Tuesday, July 24, 2007

Blog Tour: Fearless, Day Three

So today's topic (and I hope some of you blog tourers are still out and about this late in the day) is the cover design and why it doesn't really work for me, despite red being my favourite colour.

So first off, when I opened my book package and saw the cover for the first time, my initial reaction was "Oh look, a boring book." I would never in a million years pick this book up in the store. It doesn't look like the kind of book I like. And you know what? It is the kind of book I like. It's pretty important to give the right cues with your cover. This cover screams "suspense" maybe "thriller/mystery/suspense". Though it's a relatively gripping book, that's not the genre, and readers of that genre will pick it up and not get what they were looking for, while it is overlooked by it's real audience. Your audience needs to know that it's their book. I mean it's not a hard fast rule, but that's how marketing works. What kind of cover would I have given it? Hmmm...maybe something more along the lines of:

Just my opinion, but I think that would find me/the audience a bit more clearly. And they're prettier. Oh wait that's my next point.

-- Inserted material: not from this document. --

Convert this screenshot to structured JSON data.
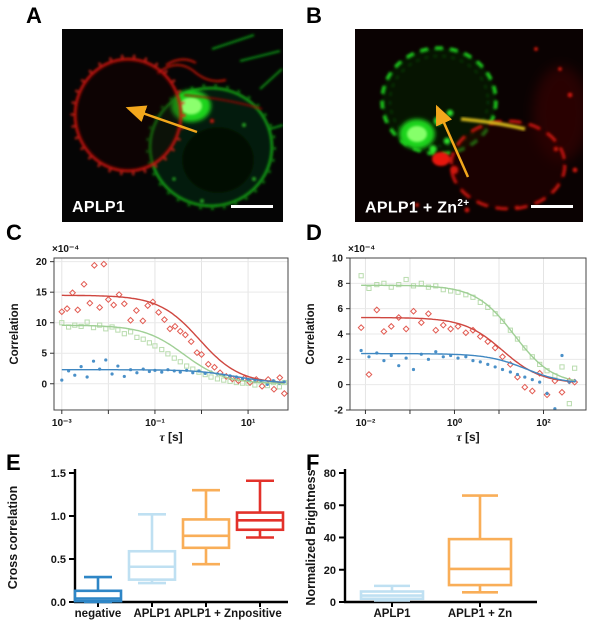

I would like to stop seeing quick photo manipulations as covers. Running a photoshop filter over a stock photo or two is not art. I know it's not something that non artists/designers usually notice, just like most of you probably don't shudder every time you see a poster using Comic Sans as the font. But it makes me twitchy. The cover looks extremely low-budget to me. Which again makes me sad because I think Fearless deserves more. Especially as the publishers appear to pushing it decently. It baffles me honestly. I looked up the cover designer's portfolio (brandnavigation.com) and it seems to be a pretty decent design company with quite a few good covers under their belt. Fearless is not shown in their portfolio though, so perhaps that's telling.

Every time a poor photo manipulation gets made into a cover a chance for beautiful art is lost, and the illustration community loses another job. And maybe a kitten somewhere dies. Let's stop the tragedy!